6,000 New Homes Mean Six New Schools In Black Diamond

by January 4th, 2011

SUMMARY: The Black Diamond City Council is poised to approve an agenda bill Jan. 6 granting final authorization to the mayor to sign a comprehensive school mitigation agreement between the city, the Enumclaw School District, and the developer of two new master planned communities which will result in 6,000 new dwelling units and require construction of six new schools, three elementary, two middle, and one high school. The developer will provide land for the schools in exchange for mitigation fee credits, but taxpayers will have to approve the issuance of public debt to pay for construction.

BACKGROUND: Following legally-required environmental analysis and public hearing, the Black Diamond City Council City in September 2010 approved two master planned developments which will result in construction of 6,000 new residential units, The Villages and Lawson Hills. Public schools in Black Diamond, a city in southeastern King County, are operated by the Enumclaw School District, which covers several municipalities in a large suburban-rural area. Under a Comprehensive School Mitigation Agreement approved by the city of Black Diamond and the Enumclaw School District, the developer, Yarrow Bay, will ensure properties are secured within the new communities for new schools that will be required to serve the new population.
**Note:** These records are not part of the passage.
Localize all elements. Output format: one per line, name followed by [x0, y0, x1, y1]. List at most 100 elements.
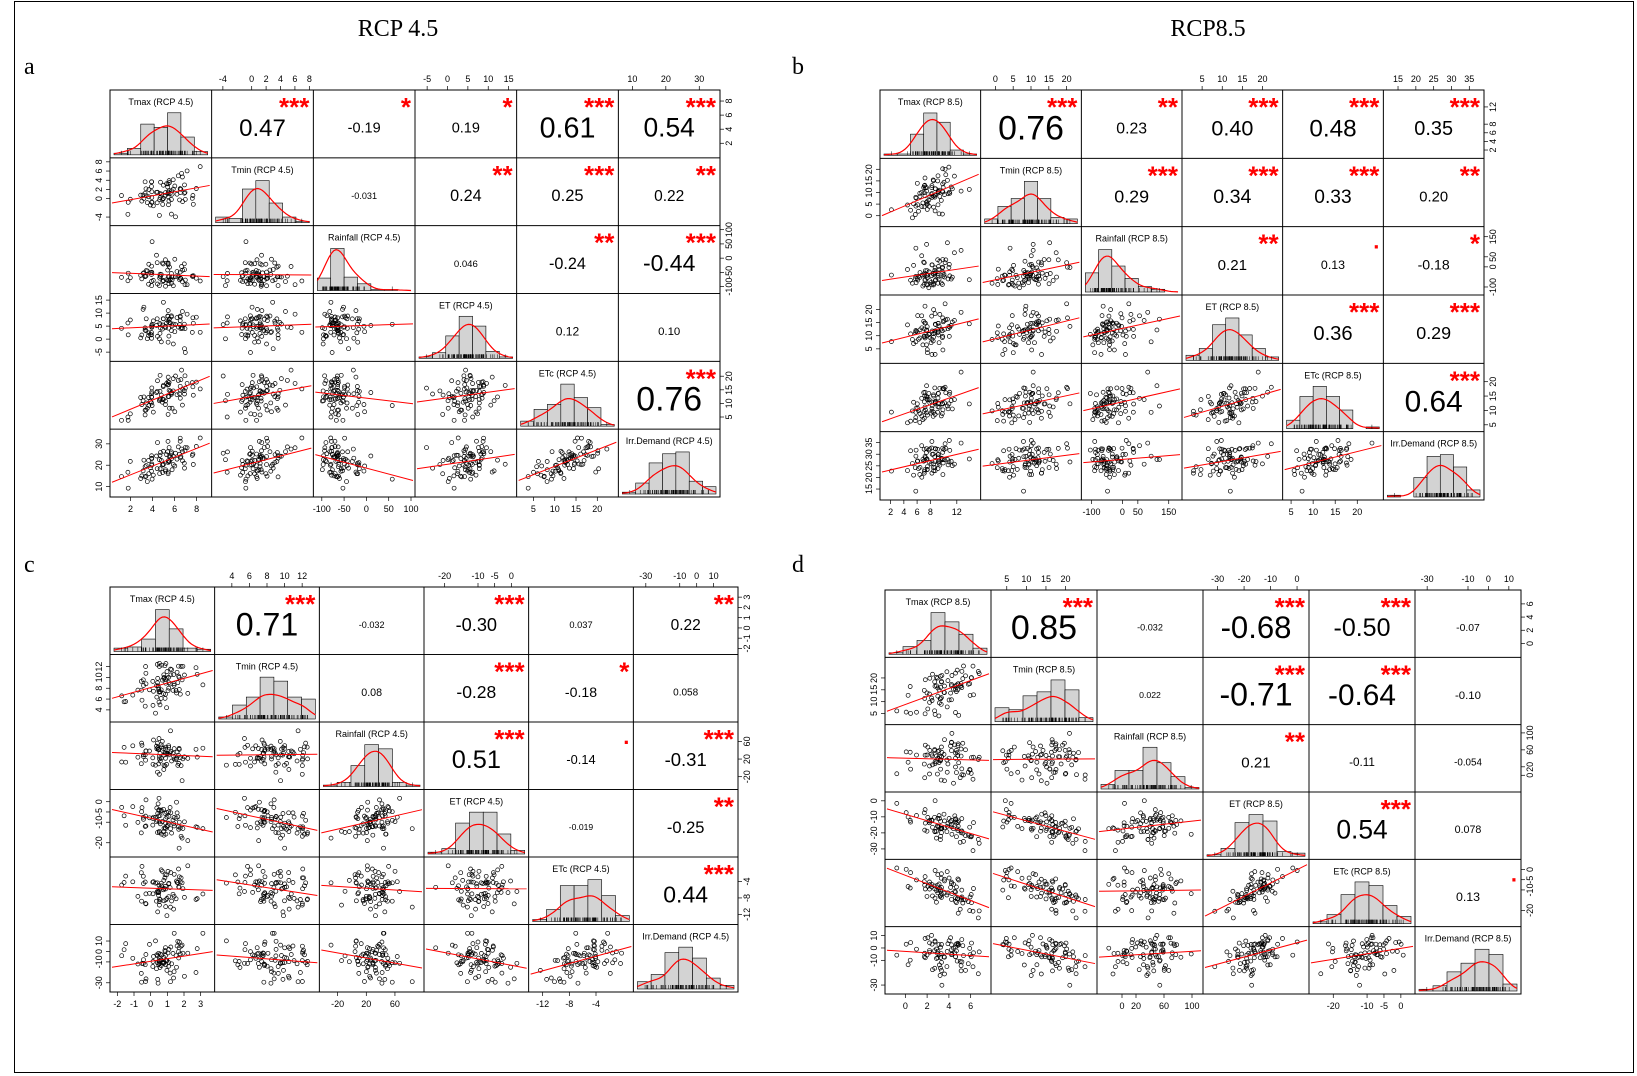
scatter-point	[452, 465, 458, 471]
scatter-point	[324, 451, 330, 457]
fit-line	[1083, 315, 1181, 338]
scatter-point	[945, 457, 950, 462]
scatter-point	[240, 470, 246, 475]
significance-stars: ***	[686, 92, 717, 122]
scatter-point	[1236, 446, 1242, 452]
hist-bar	[1251, 348, 1266, 361]
scatter-point	[200, 891, 206, 897]
scatter-point	[161, 825, 167, 831]
scatter-point	[465, 402, 470, 407]
scatter-point	[1232, 413, 1237, 419]
scatter-point	[945, 462, 951, 468]
scatter-point	[925, 282, 930, 288]
scatter-point	[299, 828, 305, 834]
scatter-point	[273, 763, 279, 768]
scatter-point	[1249, 399, 1255, 405]
scatter-point	[176, 663, 181, 669]
scatter-point	[1119, 386, 1125, 391]
scatter-point	[1111, 446, 1116, 451]
scatter-point	[288, 367, 294, 373]
scatter-point	[1114, 385, 1120, 391]
scatter-point	[1106, 390, 1112, 396]
top-tick-label: 10	[627, 74, 637, 84]
scatter-point	[142, 179, 148, 185]
scatter-point	[146, 403, 152, 408]
scatter-point	[262, 874, 268, 880]
cell-3-1	[980, 294, 1082, 364]
scatter-point	[1047, 240, 1053, 246]
scatter-point	[1006, 282, 1012, 287]
scatter-point	[354, 316, 360, 322]
scatter-point	[125, 414, 131, 420]
scatter-point	[254, 476, 260, 481]
scatter-point	[140, 752, 146, 758]
hist-bar	[273, 680, 289, 720]
scatter-point	[1242, 447, 1248, 452]
significance-stars: **	[1460, 160, 1481, 190]
scatter-point	[1100, 322, 1105, 327]
scatter-point	[139, 805, 145, 810]
scatter-point	[180, 886, 186, 892]
scatter-point	[157, 457, 162, 463]
scatter-point	[165, 339, 171, 345]
scatter-point	[304, 831, 310, 837]
scatter-point	[1210, 468, 1216, 474]
scatter-point	[123, 822, 129, 828]
scatter-point	[1324, 468, 1329, 474]
scatter-point	[275, 283, 281, 288]
scatter-point	[156, 699, 162, 705]
scatter-point	[288, 325, 294, 330]
scatter-point	[176, 687, 182, 692]
scatter-point	[1036, 313, 1041, 319]
scatter-point	[149, 270, 155, 276]
scatter-point	[929, 406, 935, 411]
scatter-point	[262, 808, 268, 813]
scatter-point	[445, 457, 451, 463]
bottom-tick-label: 15	[571, 504, 581, 514]
scatter-point	[172, 256, 178, 262]
scatter-point	[300, 757, 305, 763]
bottom-tick-label: 8	[194, 504, 199, 514]
scatter-point	[935, 409, 941, 415]
bottom-tick-label: 8	[928, 507, 933, 517]
scatter-point	[257, 276, 263, 282]
scatter-point	[379, 819, 385, 825]
scatter-point	[332, 438, 338, 444]
scatter-point	[445, 405, 451, 411]
scatter-point	[1046, 281, 1052, 287]
density-curve	[323, 750, 421, 787]
scatter-point	[178, 763, 184, 768]
scatter-point	[579, 435, 584, 441]
variable-label: Tmin (RCP 4.5)	[231, 165, 293, 175]
scatter-point	[149, 394, 154, 400]
pairs-panel-a: Tmax (RCP 4.5)0.47***-0.19*0.19*0.61***0…	[94, 74, 734, 514]
scatter-point	[917, 472, 923, 477]
scatter-point	[1092, 468, 1097, 474]
scatter-point	[392, 819, 398, 824]
scatter-point	[1107, 474, 1113, 480]
cell-1-0	[879, 157, 982, 228]
scatter-point	[1242, 458, 1247, 464]
scatter-point	[143, 193, 149, 199]
scatter-point	[253, 804, 259, 809]
cell-border	[214, 721, 320, 790]
cell-0-3: -0.30***	[423, 586, 530, 655]
scatter-point	[356, 326, 362, 332]
scatter-point	[1108, 393, 1113, 399]
scatter-point	[995, 323, 1001, 329]
scatter-point	[1020, 447, 1025, 453]
scatter-point	[1348, 457, 1354, 462]
scatter-point	[1106, 448, 1111, 453]
scatter-point	[1001, 448, 1007, 454]
scatter-point	[182, 346, 187, 352]
scatter-point	[353, 374, 359, 380]
scatter-point	[1109, 451, 1115, 457]
scatter-point	[174, 315, 180, 320]
scatter-point	[125, 417, 131, 423]
significance-stars: ***	[279, 92, 310, 122]
scatter-point	[190, 315, 196, 321]
scatter-point	[397, 795, 402, 801]
scatter-point	[1247, 386, 1253, 391]
scatter-point	[1054, 274, 1059, 280]
scatter-point	[1002, 409, 1007, 415]
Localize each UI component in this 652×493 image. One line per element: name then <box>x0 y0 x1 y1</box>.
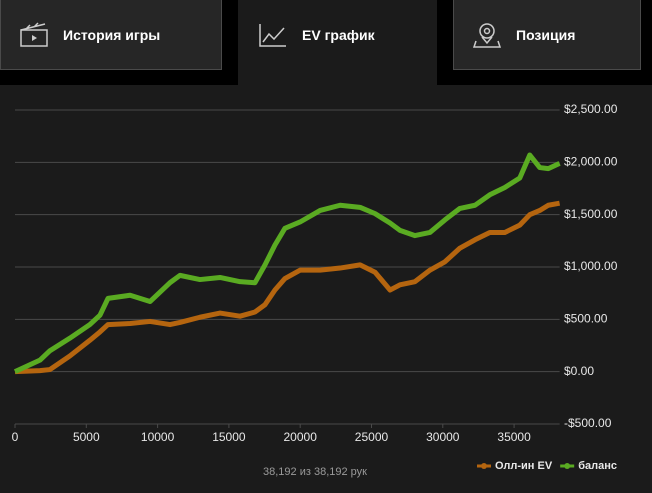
x-tick-label: 20000 <box>284 430 318 444</box>
footer: 38,192 из 38,192 рук <box>263 466 367 478</box>
chart-panel: 38,192 из 38,192 рук -$500.00 $0.00 $500.0… <box>0 85 652 493</box>
y-tick-label: $500.00 <box>564 312 608 326</box>
tab-label: История игры <box>63 26 161 43</box>
series-line <box>13 152 561 374</box>
y-tick-label: $2,000.00 <box>564 155 618 169</box>
legend-dot <box>481 463 487 469</box>
y-tick-label: -$500.00 <box>564 416 612 430</box>
x-tick-label: 15000 <box>212 430 246 444</box>
x-tick-label: 30000 <box>426 430 460 444</box>
x-tick-label: 5000 <box>73 430 100 444</box>
x-tick-label: 0 <box>12 430 19 444</box>
y-tick-label: $0.00 <box>564 364 594 378</box>
tab[interactable]: История игры <box>0 0 222 70</box>
icon <box>472 22 502 48</box>
y-tick-label: $1,500.00 <box>564 207 618 221</box>
y-tick-label: $2,500.00 <box>564 102 618 116</box>
x-tick-label: 10000 <box>141 430 175 444</box>
legend-label: Олл-ин EV <box>495 460 553 472</box>
series-line <box>14 200 561 375</box>
chart: 38,192 из 38,192 рук -$500.00 $0.00 $500.0… <box>12 102 618 478</box>
icon <box>20 21 48 47</box>
tab-label: EV график <box>302 27 375 43</box>
x-tick-label: 35000 <box>497 430 531 444</box>
y-tick-label: $1,000.00 <box>564 259 618 273</box>
x-tick-label: 25000 <box>355 430 389 444</box>
tab[interactable]: Позиция <box>453 0 641 70</box>
legend-dot <box>564 463 571 469</box>
icon <box>259 24 286 47</box>
legend-label: баланс <box>578 460 617 472</box>
tab-active[interactable]: EV график <box>238 0 437 86</box>
tab-label: Позиция <box>516 26 576 43</box>
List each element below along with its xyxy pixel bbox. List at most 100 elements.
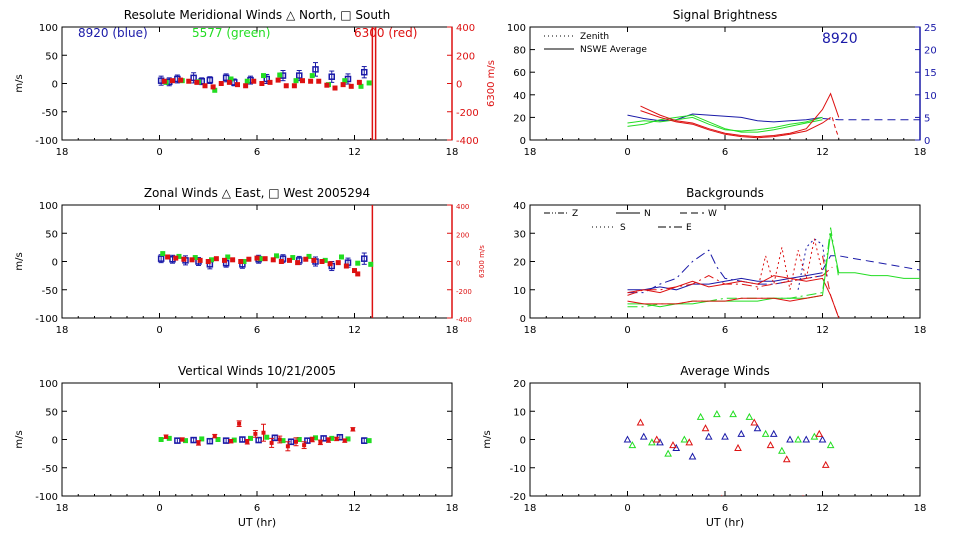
point-5577: [293, 78, 299, 84]
point-5577: [264, 434, 270, 440]
series-line-green-zen: [627, 116, 823, 132]
series-line-green-E: [627, 227, 840, 308]
point-blue: [769, 429, 778, 437]
x-tick-label: 18: [56, 147, 69, 158]
y-tick-label: 0: [52, 80, 58, 91]
chart-zonal: Zonal Winds △ East, □ West 2005294 18 0 6 12…: [14, 186, 486, 336]
point-8920: [263, 75, 270, 83]
point-5577: [342, 78, 348, 84]
point-6300: [283, 83, 289, 89]
legend-8920: 8920 (blue): [78, 26, 148, 40]
point-8920: [222, 437, 230, 444]
point-5577: [209, 257, 214, 263]
point-5577: [257, 256, 263, 262]
x-tick-label: 18: [914, 147, 927, 158]
point-blue: [737, 429, 746, 437]
point-5577: [296, 437, 302, 442]
point-6300: [222, 257, 227, 263]
point-blue: [786, 435, 794, 443]
point-6300: [186, 78, 192, 84]
point-red: [815, 429, 824, 437]
point-5577: [158, 437, 164, 442]
brightness-8920-label: 8920: [822, 31, 858, 47]
point-6300: [235, 82, 240, 88]
point-6300: [294, 439, 298, 444]
point-6300: [300, 78, 305, 84]
y-tick-label: 0: [52, 258, 58, 269]
point-6300: [285, 444, 290, 449]
point-5577: [355, 260, 361, 266]
y-tick-label: 80: [513, 46, 526, 57]
point-green: [664, 449, 672, 457]
point-6300: [237, 421, 242, 426]
point-5577: [345, 436, 351, 442]
point-5577: [366, 438, 372, 444]
point-6300: [311, 257, 317, 263]
y-tick-label: -50: [42, 286, 58, 297]
point-5577: [280, 438, 286, 444]
point-6300: [275, 77, 281, 83]
point-6300: [205, 259, 211, 264]
point-blue: [704, 432, 713, 440]
point-6300: [230, 257, 236, 263]
point-6300: [316, 78, 322, 84]
point-6300: [267, 79, 273, 85]
point-6300: [348, 83, 354, 89]
point-5577: [366, 80, 372, 86]
point-8920: [304, 437, 311, 444]
point-blue: [639, 432, 648, 440]
y-tick-label: -100: [35, 492, 58, 503]
point-5577: [322, 257, 328, 263]
point-5577: [212, 87, 218, 93]
y-tick-label: 20: [513, 379, 526, 390]
point-6300: [218, 81, 224, 86]
y-tick-label: -50: [42, 464, 58, 475]
point-red: [721, 494, 723, 496]
series-line-blue-N: [627, 272, 823, 291]
point-5577: [231, 437, 237, 443]
x-tick-label: 0: [624, 325, 630, 336]
y2-tick-label: 400: [456, 203, 469, 211]
point-6300: [356, 79, 362, 85]
y-axis-label: m/s: [14, 430, 25, 448]
chart-title: Signal Brightness: [673, 8, 778, 22]
point-6300: [180, 437, 185, 442]
y-tick-label: 40: [513, 201, 526, 212]
point-6300: [278, 259, 284, 264]
y2-tick-label: 15: [924, 68, 937, 79]
y-tick-label: 100: [39, 201, 58, 212]
x-tick-label: 6: [722, 503, 728, 514]
point-red: [652, 435, 661, 443]
y-tick-label: 50: [45, 229, 58, 240]
chart-title: Zonal Winds △ East, □ West 2005294: [144, 186, 370, 200]
point-blue: [818, 435, 827, 443]
y2-tick-label: -200: [456, 288, 472, 296]
point-8920: [157, 255, 165, 262]
y2-axis-label: 6300 m/s: [486, 60, 497, 107]
y-tick-label: -100: [35, 314, 58, 325]
point-6300: [251, 78, 257, 84]
y-tick-label: 0: [520, 314, 526, 325]
y-tick-label: 50: [45, 407, 58, 418]
data-layer: [623, 410, 835, 496]
point-6300: [202, 83, 208, 89]
point-5577: [313, 435, 318, 441]
x-tick-label: 18: [56, 503, 69, 514]
x-axis-label: UT (hr): [706, 516, 744, 529]
y2-tick-label: -400: [456, 136, 479, 147]
y2-tick-label: 25: [924, 23, 937, 34]
point-6300: [254, 255, 260, 261]
point-blue: [688, 452, 697, 460]
point-6300: [189, 257, 195, 263]
series-line-red-zen: [640, 110, 831, 139]
x-tick-label: 18: [914, 325, 927, 336]
x-tick-label: 18: [446, 147, 459, 158]
x-tick-label: 12: [348, 147, 361, 158]
point-6300: [355, 271, 361, 277]
y-tick-label: 0: [520, 436, 526, 447]
point-5577: [277, 72, 283, 78]
point-8920: [174, 437, 181, 444]
point-6300: [343, 263, 349, 269]
point-6300: [319, 259, 325, 264]
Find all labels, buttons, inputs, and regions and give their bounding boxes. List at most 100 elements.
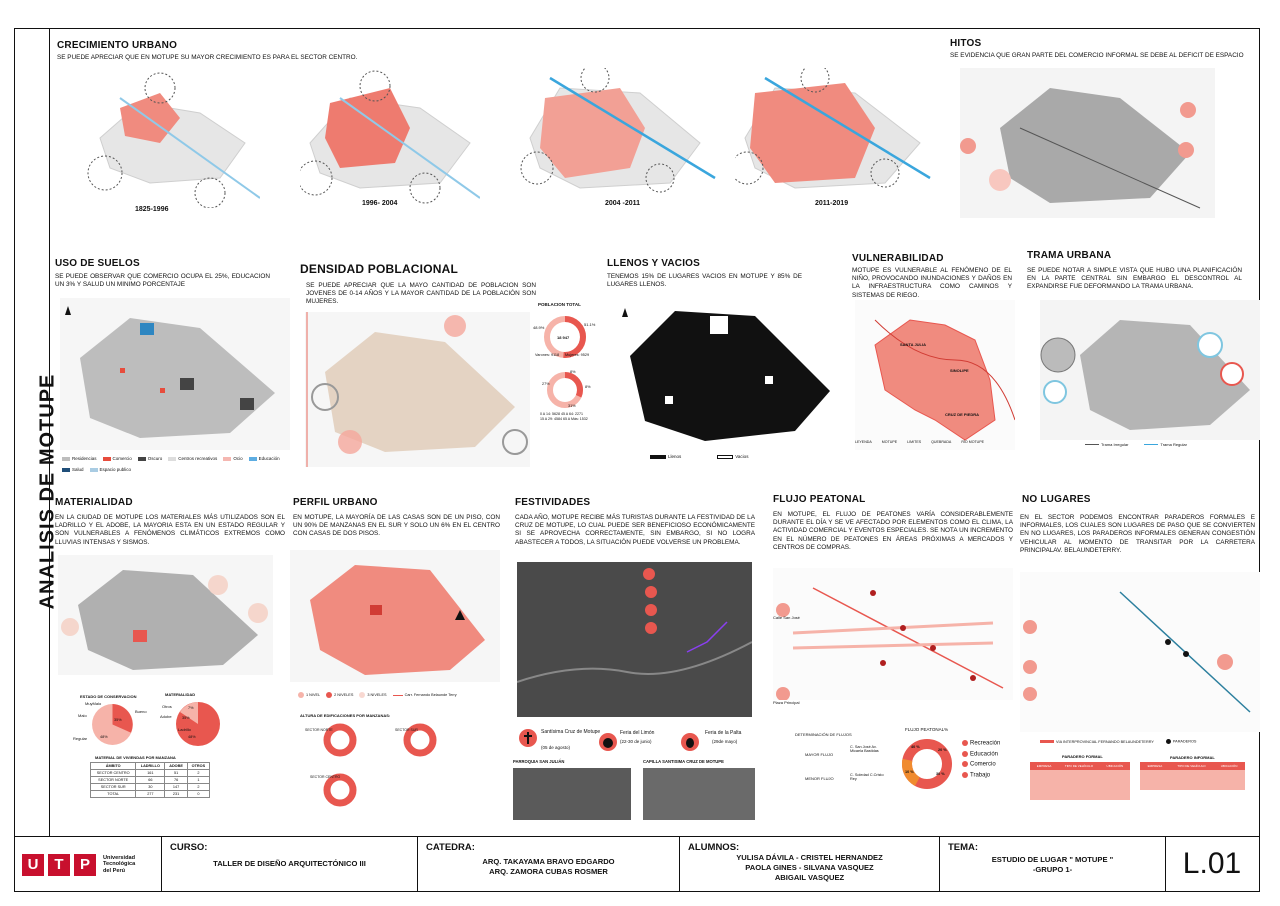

Yarrow Bay is ready to sign the agreement following final revisions.

KEY LINK: Agenda Bill Authorizing Mayor To Sign Comprehensive School Mitigation Agreement with Enumclaw School District and Yarrow Bay developers; Black Diamond City Council, 1/6/11.


  • The two new master planned developments called The Villages and Lawson Hills will generate a substantial new population of school-age children who cannot be served at existing schools in the Black Diamond area.
  • Based on formulas predicting the number of students in various age groups who will reside in the 3,430 single-family homes and 920 apartments/town homes, there will need to be built: three new elementary schools with 450 students each; two middle schools with 550 students each; and one high school with 1,200 students.
  • To serve the new students, neighborhood schools are preferred so they can walk or bike to school and reduce transportation service needs and associated environmental impacts. Initial locations have been identified for the new schools, but may shift somewhat depending on various factors.
  • The developer Yarrow Bay will convey properties to the Enumclaw School District for construction of the needed new schools in exchange for credits against the so-called “mitigation fees” which are typically assessed in monetary form by cities on developers to compensate for the local government fiscal impacts resulting from new residential communities or units.
  • Paying for construction of the new schools will fall to taxpayers, who will be asked to support passage of school construction bond issues (the issuance of public debt to individual and institutional lenders). The city, school district and developer will “support and encourage” passage of necessary construction bond issues in the near and long-term. (Public entities cannot advocate a “yes” or “no’ vote on any ballot measure, but may provide objective information for the public, and public officials when they are “off the clock” may campaign directly).